Conférence de presse-bis...

RÉÉCRITURE DE LA CONFÉRENCE DE PRESSE DE GILLES DE ROBIEN SUITE À L'AGRESSION D'UN PROFESSEUR DU LYCÉE LOUIS-BLÉRIOT (ÉTAMPES).

DISCOURS NON TENU (19/12/05) - ON TROUVE LE "DISCOURS TENU" SUR www.education.gouv.fr
Seul le prononcé fait foi (et il a été assez différent !)

Mesdames et Messieurs,

J'ai souhaité, avec le recteur d'académie de Versailles et l'inspectrice d'académie de l'Essonne, vous rencontrer aujourd'hui.

Mes premiers mots seront pour Madame Karen Montet-Toutain, professeur d'arts plastiques qui a été poignardée en plein cours, vendredi matin, par un de ses élèves, au lycée Louis-Blériot d'Etampes.

Je pense à cette enseignante, à son travail, à sa mission, qu'un acte invraisemblable, une tentative d’homicide en classe, est venu mettre en cause.

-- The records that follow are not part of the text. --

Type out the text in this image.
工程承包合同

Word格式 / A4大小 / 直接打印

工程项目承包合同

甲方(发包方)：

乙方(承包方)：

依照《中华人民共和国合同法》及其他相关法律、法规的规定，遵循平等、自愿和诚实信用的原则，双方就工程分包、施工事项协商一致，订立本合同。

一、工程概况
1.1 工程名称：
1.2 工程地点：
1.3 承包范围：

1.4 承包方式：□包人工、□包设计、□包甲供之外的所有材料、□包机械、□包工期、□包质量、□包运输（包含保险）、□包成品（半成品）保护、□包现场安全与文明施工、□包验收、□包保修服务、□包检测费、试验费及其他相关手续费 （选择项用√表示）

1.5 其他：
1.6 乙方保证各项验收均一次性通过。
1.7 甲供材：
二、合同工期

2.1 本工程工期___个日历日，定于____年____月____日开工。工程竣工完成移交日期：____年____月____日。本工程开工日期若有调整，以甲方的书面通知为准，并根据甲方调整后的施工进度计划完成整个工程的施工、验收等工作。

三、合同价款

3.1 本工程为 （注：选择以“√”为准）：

Je me réjouis que ses jours ne soient pas en danger. En ce moment difficile, je veux lui faire part, bien sûr, de mon soutien et du soutien de l'Éducation nationale dans cette terrible épreuve. Je veux aussi l’assurer de ma volonté d’examiner au plus près, avec l’aide de l’encadrement, du chef d’établissement, de l’inspectrice d’académie, du recteur, l’enchaînement (des circonstances, des comportements, des responsabilités) qui a pu nous conduire là. Cette affaire s’inscrit, avec une acuité exceptionnelle, dans la question de la violence dans les établissements, que nous avons à traiter avec un souci particulier, au sein de l’ensemble des questions que pose le système éducatif.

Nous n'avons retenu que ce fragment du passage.